Apache Spark
Apache Spark is an open-source parallel processing framework for storing and processing Big Data across clustered computers. Spark can be used to perform computations much faster than Hadoop can rather Hadoop and Spark can be used together efficiently. Spark is written in Scala, which is considered the primary language for interacting with the Spark Core engine, but it doesn’t require developers to know Scala, which executes inside a Java Virtual Machine (JVM). APIs for Java, Python, R, and Scala ensure Spark is within reach of a wide audience of developers, and they have embraced the software.
Structure
Spark uses a master-slave architecture that contains a driver and a worker. A driver coordinates many distributed workers in order to execute tasks in a distributed manner while a cluster manager deals with the resource allocation to get the tasks done.
Driver
The driver is where the Main method runs. It converts the program into tasks and then schedules the tasks to the executors. The driver has at its disposal 3 different ways of communicating with the executors; Broadcast, Take, and DAG. It controls the execution of a Spark application and maintains all of the states of the Spark cluster, which includes the state and tasks of the executors. The driver must interface with the cluster manager in order to get physical resources and launch executors.

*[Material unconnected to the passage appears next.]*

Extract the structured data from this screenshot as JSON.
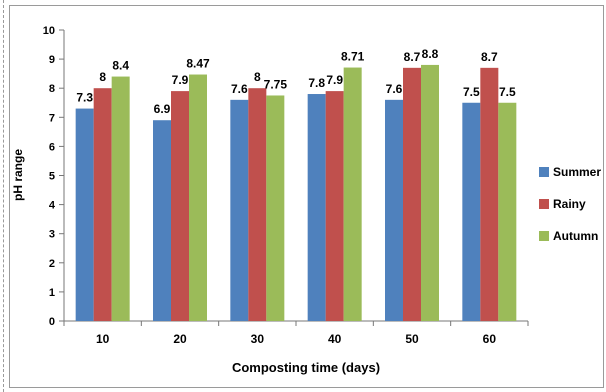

To put this in simple terms, this process is just a process on a physical machine that is responsible for maintaining the state of the application running on the cluster.
- Broadcast Action: The driver transmits the necessary data to each executor. This action is optimal for data sets under a million records, +- 1GB of data. This action can become a very expensive task.
- Take Action: Driver takes data from all Executors. This action can be a very expensive and dangerous action as the driver might run out of memory and the network could become overwhelmed.
- DAG(Direct Acyclic Graph) Action: This is the least expensive action out of the three. It transmits control flow logic from the driver to the executors.